A sign bearing the company logo is displayed outside a Tesla store in Cherry Creek Mall in Denver Image Credit: AP

At the close of trading on August 7 of last year, Tesla Inc’s market value was $64.8 billion, its highest ever.

Not coincidentally, that was also the day CEO Elon Musk claimed on Twitter that he had lined up a take-private deal worth almost $72 billion (he hadn’t). A lot has happened in the nine months or so since then, and the stock has dropped by almost half: Tesla kicked off last Monday worth $29 billion less than it was at the end of that frenetic day.

It seems weird to think a stock trading at 108 times forward earnings is suffering a crisis of confidence, but how else to characterise what’s happened in the past few months? Monday morning’s drop, taking the stock below $200 initially and to its lowest level since late 2016, was touched off by another analyst cutting their price target.

Granted, it’s best not to set too much store by a target, now at $230, that was $365 as recently as 25 days ago. The consensus target is about $295, according to data compiled by Bloomberg, meaning it’s still at its richest level relative to the stock in more than three years.

What makes this especially pernicious is the timing. Tesla has spent a good deal of 2019 unveiling what ought to be zingers, only for them to be ignored. We have had the unveiling of the Model Y, the long-awaited $35,000 Model 3 going on sale, the launch of Model 3 shipments in Europe and China, plus a whole analyst day dedicated to Tesla’s ambitions in robo-taxis.

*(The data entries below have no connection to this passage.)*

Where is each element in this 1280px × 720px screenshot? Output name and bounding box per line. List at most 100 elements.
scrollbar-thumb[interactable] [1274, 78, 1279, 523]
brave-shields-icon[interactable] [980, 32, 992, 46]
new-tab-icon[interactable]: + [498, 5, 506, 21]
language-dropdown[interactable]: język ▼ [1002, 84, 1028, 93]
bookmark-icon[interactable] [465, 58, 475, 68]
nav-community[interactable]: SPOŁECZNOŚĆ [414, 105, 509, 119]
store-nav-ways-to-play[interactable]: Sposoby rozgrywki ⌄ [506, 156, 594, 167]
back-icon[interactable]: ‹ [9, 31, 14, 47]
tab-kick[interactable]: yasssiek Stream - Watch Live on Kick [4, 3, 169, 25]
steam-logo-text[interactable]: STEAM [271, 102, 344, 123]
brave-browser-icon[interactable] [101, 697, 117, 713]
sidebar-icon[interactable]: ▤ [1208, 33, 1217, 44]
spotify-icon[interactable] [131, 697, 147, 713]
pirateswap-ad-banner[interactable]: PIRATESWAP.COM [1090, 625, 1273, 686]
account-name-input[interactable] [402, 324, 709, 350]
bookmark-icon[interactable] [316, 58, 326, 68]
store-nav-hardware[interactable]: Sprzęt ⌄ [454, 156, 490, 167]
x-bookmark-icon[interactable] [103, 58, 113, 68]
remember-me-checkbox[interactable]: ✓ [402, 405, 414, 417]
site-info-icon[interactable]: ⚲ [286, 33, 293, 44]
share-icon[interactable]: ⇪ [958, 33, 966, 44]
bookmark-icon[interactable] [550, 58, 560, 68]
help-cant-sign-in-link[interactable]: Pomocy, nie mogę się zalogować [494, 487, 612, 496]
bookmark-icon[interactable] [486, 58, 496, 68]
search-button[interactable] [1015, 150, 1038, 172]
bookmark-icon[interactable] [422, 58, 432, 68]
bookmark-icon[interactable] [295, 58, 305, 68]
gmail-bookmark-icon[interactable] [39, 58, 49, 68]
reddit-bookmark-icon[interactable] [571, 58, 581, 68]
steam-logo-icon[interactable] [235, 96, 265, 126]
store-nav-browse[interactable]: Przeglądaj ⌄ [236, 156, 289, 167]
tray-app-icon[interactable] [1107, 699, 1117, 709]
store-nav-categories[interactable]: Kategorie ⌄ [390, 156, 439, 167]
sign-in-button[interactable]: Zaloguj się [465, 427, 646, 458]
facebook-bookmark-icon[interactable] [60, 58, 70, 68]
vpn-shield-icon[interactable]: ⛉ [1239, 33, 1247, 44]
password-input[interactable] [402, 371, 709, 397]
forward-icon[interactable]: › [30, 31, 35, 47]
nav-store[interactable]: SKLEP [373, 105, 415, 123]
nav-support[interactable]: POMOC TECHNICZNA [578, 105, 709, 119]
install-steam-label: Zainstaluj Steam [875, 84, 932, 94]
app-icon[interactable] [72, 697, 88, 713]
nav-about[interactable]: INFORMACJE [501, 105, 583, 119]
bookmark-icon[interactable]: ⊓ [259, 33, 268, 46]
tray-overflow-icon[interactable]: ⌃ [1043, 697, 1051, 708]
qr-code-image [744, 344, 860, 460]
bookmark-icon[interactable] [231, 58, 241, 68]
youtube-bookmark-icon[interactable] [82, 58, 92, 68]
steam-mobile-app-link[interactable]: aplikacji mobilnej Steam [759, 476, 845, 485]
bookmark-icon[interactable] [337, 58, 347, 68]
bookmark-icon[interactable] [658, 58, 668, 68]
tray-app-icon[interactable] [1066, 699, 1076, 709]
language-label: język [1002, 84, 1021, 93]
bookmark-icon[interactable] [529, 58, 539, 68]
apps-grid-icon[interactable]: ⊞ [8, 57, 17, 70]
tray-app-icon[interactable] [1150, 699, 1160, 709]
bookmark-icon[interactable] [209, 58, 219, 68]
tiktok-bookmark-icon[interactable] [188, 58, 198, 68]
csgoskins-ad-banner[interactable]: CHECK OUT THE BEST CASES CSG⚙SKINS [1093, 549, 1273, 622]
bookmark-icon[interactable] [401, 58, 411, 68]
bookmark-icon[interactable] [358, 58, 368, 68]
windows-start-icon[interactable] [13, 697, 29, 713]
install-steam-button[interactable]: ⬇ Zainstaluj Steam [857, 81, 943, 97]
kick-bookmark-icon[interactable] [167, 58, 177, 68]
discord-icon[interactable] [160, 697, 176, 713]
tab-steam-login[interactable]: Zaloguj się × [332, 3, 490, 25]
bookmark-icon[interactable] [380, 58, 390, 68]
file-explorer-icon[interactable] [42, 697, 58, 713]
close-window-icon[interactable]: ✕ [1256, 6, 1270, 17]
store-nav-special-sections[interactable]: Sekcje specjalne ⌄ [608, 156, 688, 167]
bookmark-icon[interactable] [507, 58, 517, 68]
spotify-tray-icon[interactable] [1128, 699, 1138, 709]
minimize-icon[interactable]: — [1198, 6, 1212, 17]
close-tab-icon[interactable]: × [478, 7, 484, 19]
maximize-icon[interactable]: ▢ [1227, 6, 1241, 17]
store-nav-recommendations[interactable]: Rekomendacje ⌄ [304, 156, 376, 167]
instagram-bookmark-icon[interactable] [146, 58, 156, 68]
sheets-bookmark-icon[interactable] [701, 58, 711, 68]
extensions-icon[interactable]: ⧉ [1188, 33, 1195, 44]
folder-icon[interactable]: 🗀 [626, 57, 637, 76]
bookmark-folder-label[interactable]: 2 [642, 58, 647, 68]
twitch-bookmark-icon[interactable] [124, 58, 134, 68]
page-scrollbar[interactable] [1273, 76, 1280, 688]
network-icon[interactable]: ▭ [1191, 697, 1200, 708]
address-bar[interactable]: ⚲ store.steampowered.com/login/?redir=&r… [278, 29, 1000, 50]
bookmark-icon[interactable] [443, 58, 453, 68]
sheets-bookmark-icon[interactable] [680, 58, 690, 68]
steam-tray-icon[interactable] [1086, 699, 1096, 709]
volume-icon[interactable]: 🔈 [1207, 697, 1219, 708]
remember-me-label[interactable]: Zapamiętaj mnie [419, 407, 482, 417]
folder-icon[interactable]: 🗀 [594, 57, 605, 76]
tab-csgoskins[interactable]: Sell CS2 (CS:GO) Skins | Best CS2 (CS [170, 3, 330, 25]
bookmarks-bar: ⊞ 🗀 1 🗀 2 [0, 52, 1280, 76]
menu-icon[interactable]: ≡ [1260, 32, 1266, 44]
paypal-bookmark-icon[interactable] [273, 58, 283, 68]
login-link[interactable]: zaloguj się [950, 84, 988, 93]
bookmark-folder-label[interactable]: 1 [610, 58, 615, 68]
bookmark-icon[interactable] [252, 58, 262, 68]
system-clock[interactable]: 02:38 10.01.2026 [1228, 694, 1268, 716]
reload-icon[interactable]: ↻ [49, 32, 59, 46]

Tesla even raised more cash via new equity and a convertible issue, alleviating any acute concerns on liquidity.

Part of the problem here is that, a bit like that final season of “Game of Thrones”, Tesla’s plot suddenly sped up, squeezing a lot of dramatic moves into a short period. Coming against a backdrop of repeated job cuts, zigzagging vehicle pricing, senior people leaving, and the spectacle of Musk’s tussle with the Securities and Exchange Commission about his tweets, the effect has been jarring rather than thrilling.

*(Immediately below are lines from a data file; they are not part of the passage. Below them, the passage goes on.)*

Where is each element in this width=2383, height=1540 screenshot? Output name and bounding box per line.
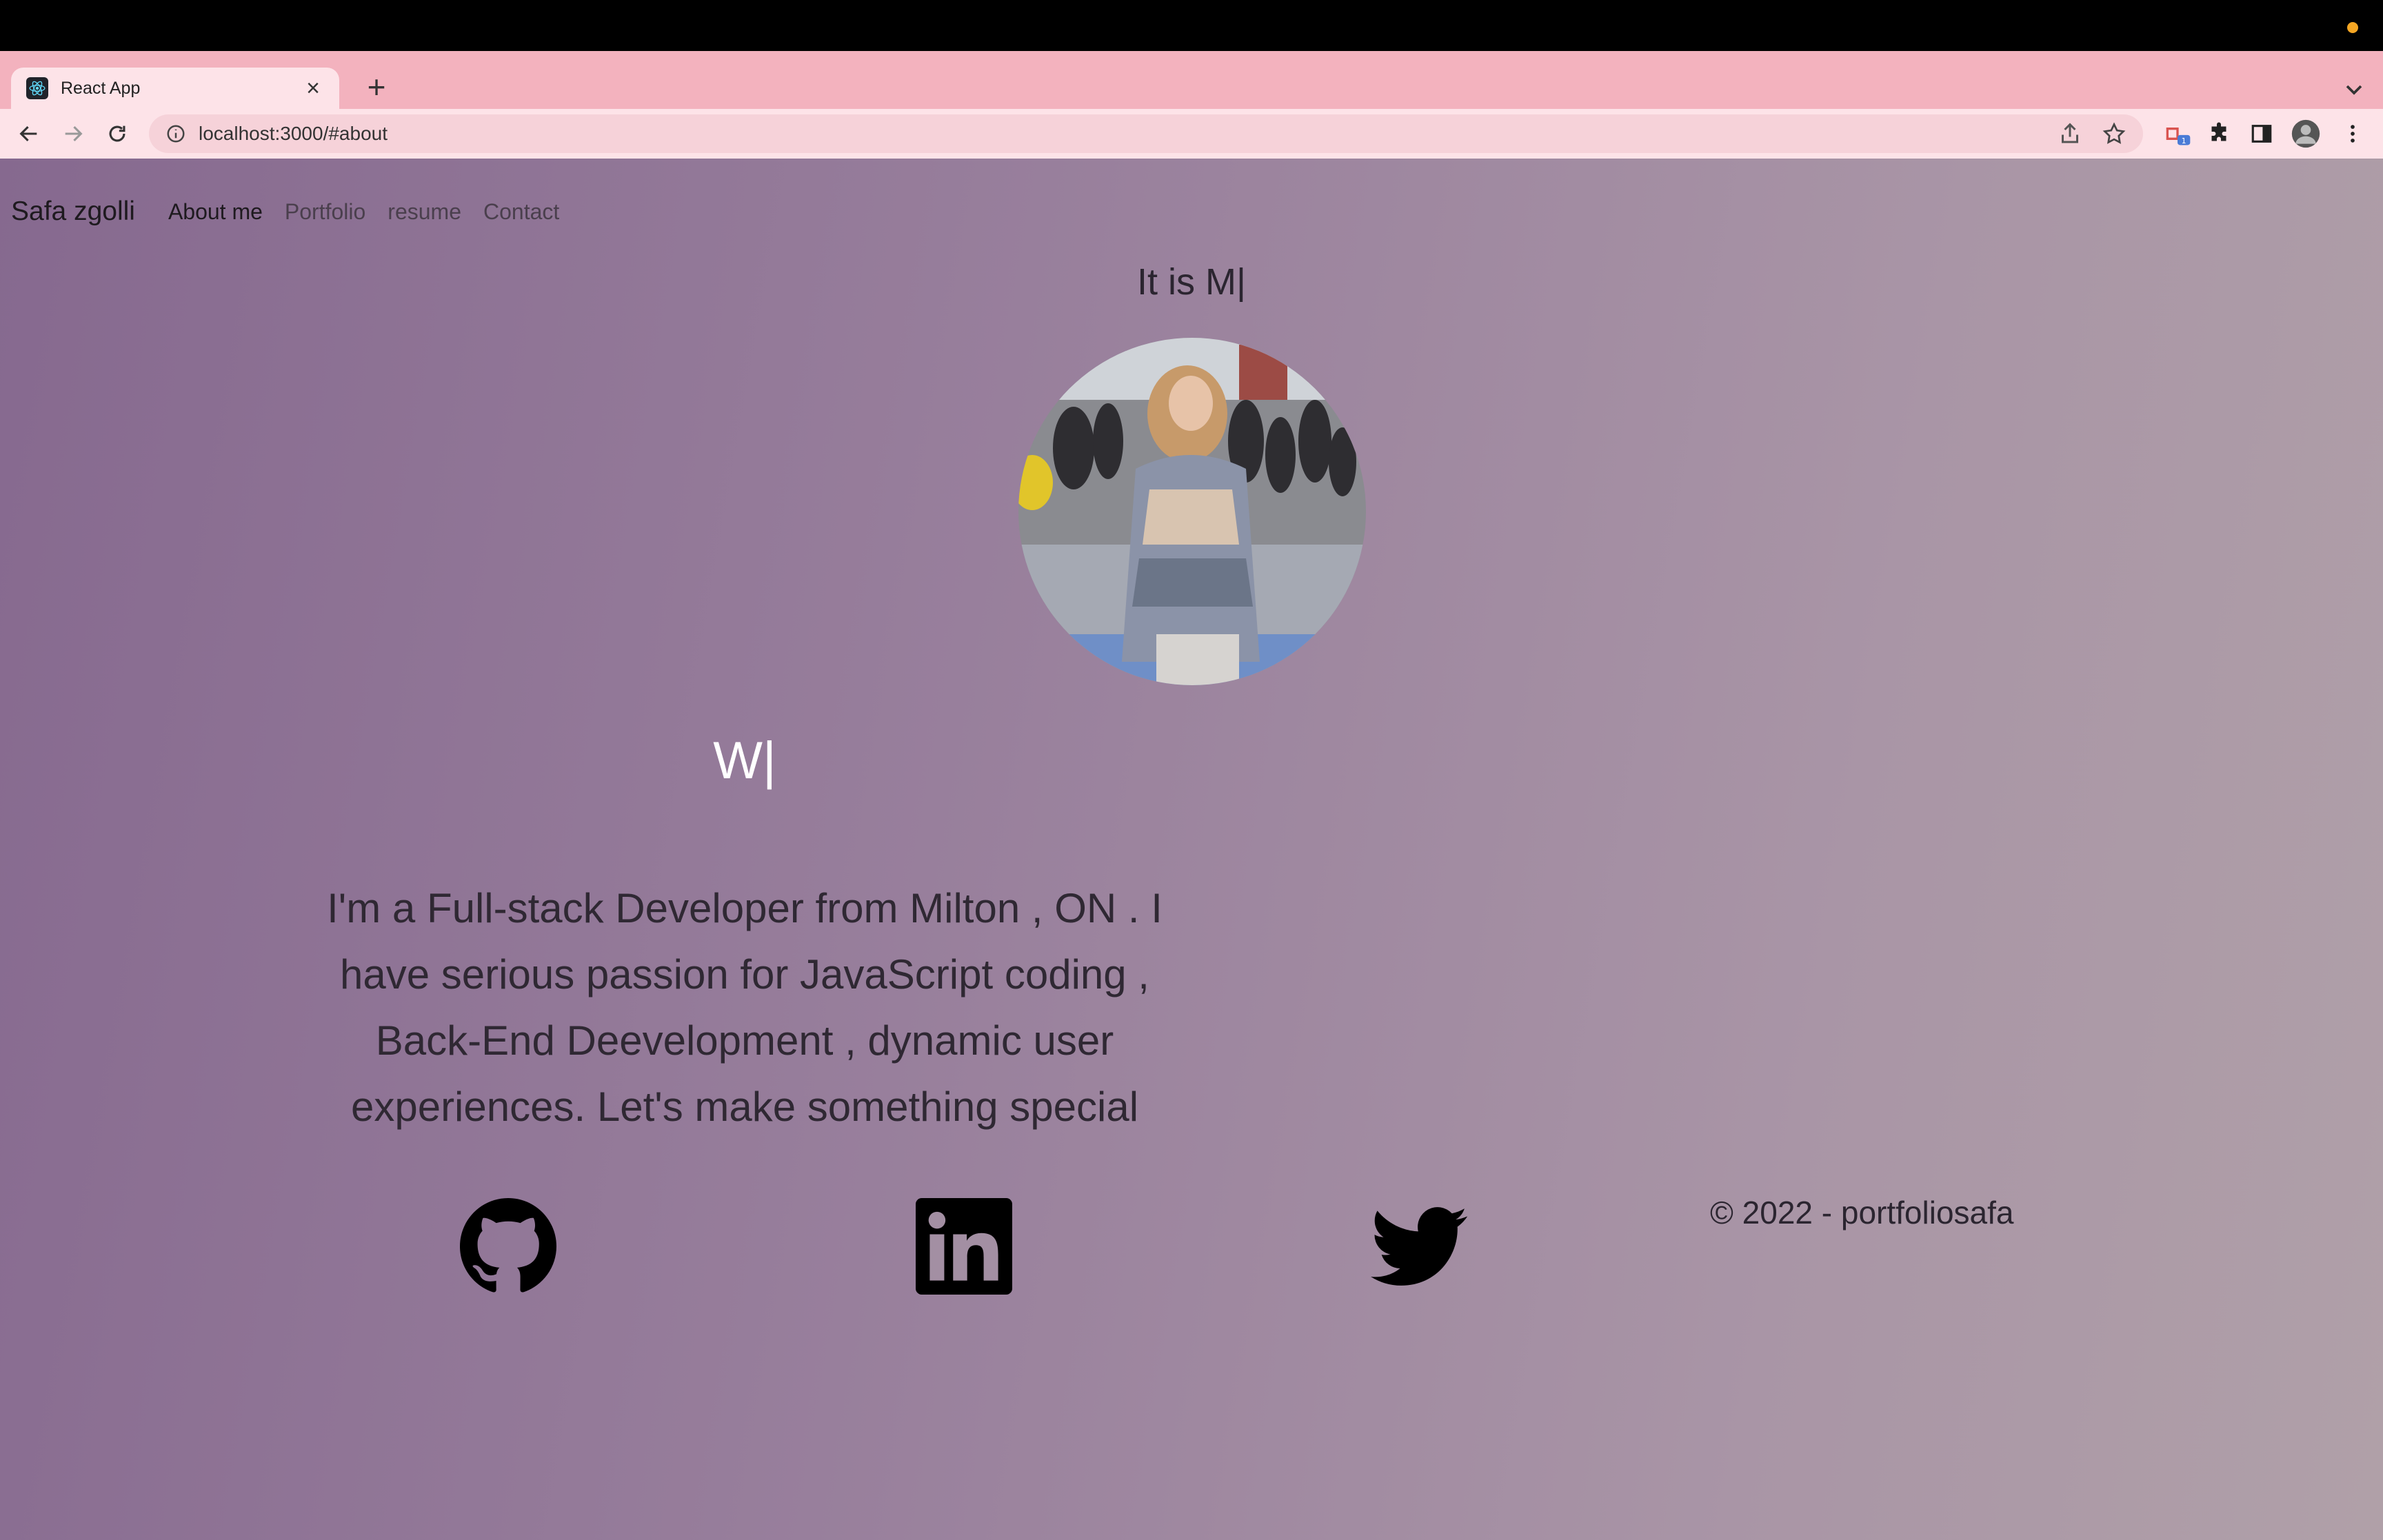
linkedin-icon[interactable] xyxy=(916,1198,1012,1295)
status-dot xyxy=(2347,22,2358,33)
copyright-text: © 2022 - portfoliosafa xyxy=(1710,1195,2014,1230)
browser-tab-strip: React App × + xyxy=(0,51,2383,109)
address-bar[interactable]: localhost:3000/#about xyxy=(149,114,2143,153)
url-text[interactable]: localhost:3000/#about xyxy=(199,123,2038,145)
nav-link-portfolio[interactable]: Portfolio xyxy=(285,199,365,225)
reload-icon[interactable] xyxy=(101,117,134,150)
system-top-bar xyxy=(0,0,2383,51)
twitter-icon[interactable] xyxy=(1371,1198,1467,1295)
profile-avatar[interactable] xyxy=(2291,119,2321,149)
greeting-typewriter: It is M| xyxy=(1136,261,1247,303)
browser-tab[interactable]: React App × xyxy=(11,68,339,109)
kebab-menu-icon[interactable] xyxy=(2337,119,2368,149)
nav-link-resume[interactable]: resume xyxy=(388,199,461,225)
site-navbar: Safa zgolli About me Portfolio resume Co… xyxy=(11,194,581,229)
bio-paragraph: I'm a Full-stack Developer from Milton ,… xyxy=(327,885,1163,1130)
github-icon[interactable] xyxy=(460,1198,556,1295)
info-icon[interactable] xyxy=(165,123,186,144)
share-icon[interactable] xyxy=(2058,121,2082,146)
brand-name[interactable]: Safa zgolli xyxy=(11,196,135,227)
nav-link-contact[interactable]: Contact xyxy=(483,199,559,225)
react-favicon xyxy=(26,77,48,99)
extension-badge: 1 xyxy=(2182,136,2186,145)
forward-arrow-icon[interactable] xyxy=(57,117,90,150)
tab-title: React App xyxy=(61,78,141,98)
browser-toolbar: localhost:3000/#about 1 xyxy=(0,109,2383,159)
extension-icon[interactable]: 1 xyxy=(2162,119,2193,149)
nav-link-about[interactable]: About me xyxy=(168,199,263,225)
tab-list-chevron-icon[interactable] xyxy=(2340,76,2368,103)
back-arrow-icon[interactable] xyxy=(12,117,46,150)
new-tab-button[interactable]: + xyxy=(357,68,396,106)
profile-photo xyxy=(1018,338,1366,685)
star-icon[interactable] xyxy=(2102,121,2126,146)
tab-close-icon[interactable]: × xyxy=(299,75,327,102)
puzzle-icon[interactable] xyxy=(2204,119,2234,149)
typewriter-text: W| xyxy=(713,731,776,790)
page-content: Safa zgolli About me Portfolio resume Co… xyxy=(0,159,2383,1540)
sidepanel-icon[interactable] xyxy=(2246,119,2277,149)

It is tough to maintain the image of a well-funded growth company when a company raises billions of dollars of fresh money and then tells its staff every payment going out the door will be reviewed.

High multiples on growth stocks are supposed to eventually compress as the company’s financials catch up to the hype. This actually happened for Tesla in 2018. It began that year priced at about 3.1 times forward sales (using enterprise value). It ended the year at 2.3 times, despite the stock being relatively flat, as the big increase in Model 3 sales stoked higher forecasts.

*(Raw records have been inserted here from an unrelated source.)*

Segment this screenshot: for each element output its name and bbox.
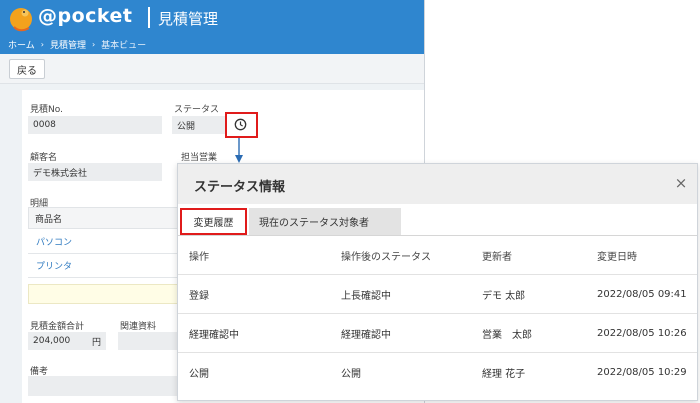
cell-operation: 公開: [189, 369, 209, 380]
breadcrumb-home[interactable]: ホーム: [8, 38, 35, 51]
title-divider: [148, 7, 150, 28]
customer-field: デモ株式会社: [28, 163, 162, 181]
top-header: @pocket 見積管理 ホーム › 見積管理 › 基本ビュー: [0, 0, 424, 54]
table-header-row: 操作 操作後のステータス 更新者 変更日時: [178, 236, 697, 275]
column-header-changed-at: 変更日時: [597, 251, 637, 263]
total-amount-label: 見積金額合計: [30, 322, 85, 332]
quote-no-field: 0008: [28, 116, 162, 134]
arrow-down-icon: [235, 138, 243, 163]
modal-tabs: 変更履歴 現在のステータス対象者: [178, 208, 401, 235]
cell-changed-at: 2022/08/05 09:41: [597, 288, 687, 300]
customer-label: 顧客名: [30, 153, 58, 163]
cell-updater: 経理 花子: [482, 369, 526, 380]
status-label: ステータス: [174, 105, 220, 115]
status-info-modal: ステータス情報 × 変更履歴 現在のステータス対象者 操作 操作後のステータス …: [177, 163, 698, 401]
cell-operation: 登録: [189, 290, 209, 302]
cell-updater: 営業 太郎: [482, 329, 532, 341]
breadcrumb: ホーム › 見積管理 › 基本ビュー: [8, 38, 146, 51]
table-row: 公開 公開 経理 花子 2022/08/05 10:29: [178, 353, 697, 392]
column-header-status-after: 操作後のステータス: [341, 251, 431, 263]
quote-no-label: 見積No.: [30, 105, 63, 115]
tab-current-assignees[interactable]: 現在のステータス対象者: [249, 208, 401, 235]
cell-changed-at: 2022/08/05 10:29: [597, 367, 687, 378]
toolbar: 戻る: [0, 54, 424, 84]
product-name-header: 商品名: [28, 207, 188, 229]
column-header-operation: 操作: [189, 251, 209, 263]
table-row: 登録 上長確認中 デモ 太郎 2022/08/05 09:41: [178, 275, 697, 314]
total-amount-unit: 円: [91, 337, 101, 348]
cell-changed-at: 2022/08/05 10:26: [597, 327, 687, 339]
notes-field: [28, 376, 178, 396]
related-docs-label: 関連資料: [120, 322, 157, 332]
breadcrumb-current: 基本ビュー: [101, 41, 147, 51]
cell-updater: デモ 太郎: [482, 290, 526, 302]
related-docs-field: [118, 332, 178, 350]
chevron-right-icon: ›: [91, 40, 96, 49]
cell-status-after: 上長確認中: [341, 290, 391, 302]
cell-status-after: 経理確認中: [341, 329, 391, 341]
sales-rep-label: 担当営業: [181, 153, 218, 163]
modal-header: ステータス情報 ×: [178, 164, 697, 204]
kangaroo-logo-icon: [10, 8, 32, 32]
app-logo-text: @pocket: [38, 5, 133, 27]
modal-title: ステータス情報: [194, 180, 286, 195]
column-header-updater: 更新者: [482, 251, 512, 263]
total-amount-value: 204,000: [33, 336, 71, 346]
cell-operation: 経理確認中: [189, 329, 239, 341]
details-total-row: [28, 284, 188, 304]
app-title: 見積管理: [158, 10, 219, 28]
status-field: 公開: [172, 116, 227, 134]
breadcrumb-quotes[interactable]: 見積管理: [50, 38, 86, 51]
table-row: 経理確認中 経理確認中 営業 太郎 2022/08/05 10:26: [178, 314, 697, 353]
clock-icon[interactable]: [234, 118, 247, 131]
history-table: 操作 操作後のステータス 更新者 変更日時 登録 上長確認中 デモ 太郎 202…: [178, 236, 697, 392]
close-icon[interactable]: ×: [673, 175, 689, 191]
product-link-pc[interactable]: パソコン: [28, 230, 188, 254]
chevron-right-icon: ›: [40, 40, 44, 49]
cell-status-after: 公開: [341, 369, 361, 380]
tab-change-history[interactable]: 変更履歴: [180, 208, 247, 235]
back-button[interactable]: 戻る: [9, 59, 45, 79]
product-link-printer[interactable]: プリンタ: [28, 254, 188, 278]
total-amount-field: 204,000 円: [28, 332, 106, 350]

Now, it trades at just 1.7 times — but that is all about falling confidence, not rising estimates.

The bull case for Tesla has rested on the assumption that Model 3 sales, especially, would rise quickly enough to let the company become self-funding. Hopes for this reached an apogee late last year. But that was before dreadful first-quarter figures made clear the growth, cash flow and profits of the second half of 2018 rested largely on pulling forward demand for the highest-priced versions of the Model 3 and slashing spending.

Had Tesla sold new equity six months ago, it might have really assuaged concerns about the balance sheet and injected renewed vigour into the growth narrative. Now, it looks more like a patch for holes in that narrative.

It is telling that, despite an extra $2.3 billion or so in the bank, Tesla’s bonds maturing in 2025 have sunk to their lowest price ever. Their spread to Treasuries was 603 basis points the day before the capital raise was announced. As of Monday morning, just 19 days later, that has blown out to 682 points. A bond priced at about 5.3 per cent less than two years ago now yields a shade over 9 per cent.

Those bonds have always been underpinned chiefly by Tesla’s high stock price, the ATM that would always give more if bondholders got nervous. You can see this in Tesla’s Altman-Z score, a weighted average of five ratios used to assess bankruptcy risk (a score of less than 1.8 is not good). Tesla’s score edged above 1.8 in the final quarter of 2018, but was back below at the end of March.

Adjusted for the new funding, it is now at about 1.3 times. Breaking down the components, it’s easy to see Tesla’s market cap has been the dominant factor in keeping it even that high.

With Tesla’s financial performance and funding yet to reach escape velocity, restoring faith in the stock is critical. With so many blockbusters unveiled already, though, it’s hard to see what might turn sentiment around.

As it stands, we’re about six weeks from the end of a quarter for which Tesla has ambitious sales targets already. Not too long ago, meeting these would have probably spurred even higher estimates and multiples on top of them.

Now, that looks like the bare minimum to stop further selling.